Wir werden mit Christus auferstehen

TOPSHOT - A Palestinian girl wearing a pink dress stands amidst the ruins of the Al-Faruq Mosque ...
12. April 2024

P. Yusuf Asad, 49 Jahre, Ägypter, Priester des »Instituto del Verbo Encarnado«, ist seit fünf Jahren Vikar der Pfarrei »Heilige Familie« im Gaza-Streifen. Der Gemeindepfarrer konnte nach dem 7. Oktober nicht wieder nach Gaza einreisen, daher leitet P. Yusuf seitdem die kleine christliche Gemeinschaft in Gaza, die sich seit fast sechs Monaten auf dem Gelände der Pfarrei verbarrikadiert hat.

P. Yusuf, wie ist die Situation in diesen Tagen vor Ostern?
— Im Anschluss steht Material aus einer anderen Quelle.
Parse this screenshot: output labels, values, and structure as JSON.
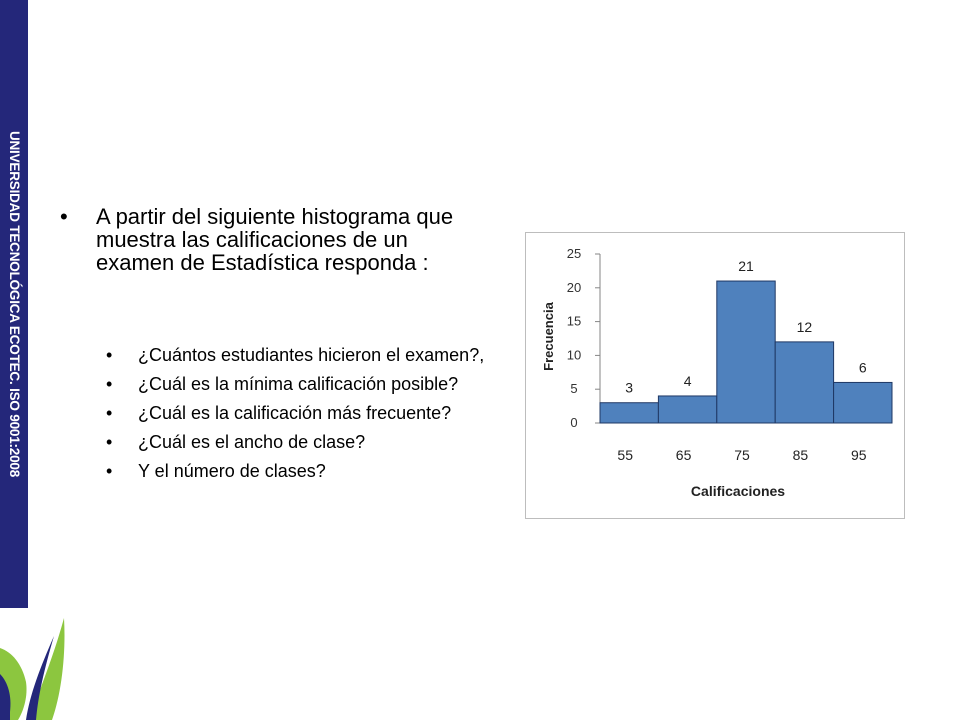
{
  "sidebar": {
    "text": "UNIVERSIDAD TECNOLÓGICA ECOTEC. ISO 9001:2008"
  },
  "logo": {
    "icon": "leaf-logo-icon",
    "colors": [
      "#8cc63f",
      "#24277a"
    ]
  },
  "content": {
    "intro": "A partir del siguiente histograma que muestra las calificaciones de un examen de Estadística responda :",
    "questions": [
      "¿Cuántos estudiantes hicieron el examen?,",
      "¿Cuál es la mínima calificación posible?",
      "¿Cuál es la calificación más frecuente?",
      "¿Cuál es el ancho de clase?",
      "Y el número de clases?"
    ]
  },
  "chart_data": {
    "type": "bar",
    "categories": [
      "55",
      "65",
      "75",
      "85",
      "95"
    ],
    "values": [
      3,
      4,
      21,
      12,
      6
    ],
    "xlabel": "Calificaciones",
    "ylabel": "Frecuencia",
    "ylim": [
      0,
      25
    ],
    "yticks": [
      0,
      5,
      10,
      15,
      20,
      25
    ],
    "grid": false,
    "legend": "none",
    "bar_color": "#4f81bd",
    "bar_edge_color": "#1f3864"
  }
}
Es ist eine schlimme Situation, das braucht man kaum zu sagen. Auch wenn viele von uns sich bemühen, eine gewisse Zuversicht auszustrahlen, wird die Situation immer schwieriger. Es fehlt an allem. Das Wenige, was man noch kaufen kann, ist kaum bezahlbar: ein Kilo Tomaten kostet bis zu 100 Schekel (ca. 28 Euro), 16 Liter Diesel für die Generatoren kosten 1200 Schekel (ca. 340 Euro). Wir essen alles, was wir auftreiben können, auch wenn die Lebensmittel bereits das Verfallsdatum überschritten haben. Aber was uns am meisten quält, das ist sicherlich die Tatsache, dass wir uns nicht sicher fühlen können, und zu wissen, dass es im ganzen Gaza-Streifen keinen einzigen sicheren Ort gibt. Auch heute wurde hier in der Nähe, nur einige hundert Meter entfernt, ein Archäologisches Museum bombardiert. Die Menschen haben Angst, die Kirche zu verlassen, auch wenn es notwendig ist, denn sie sind dann der Gefahr tödlicher Schüsse ausgesetzt. Was uns sehr belastet, ist auch, dass niemand weiß, wie lange dies alles noch dauern wird.

Wie viele Menschen leben in der Pfarrei?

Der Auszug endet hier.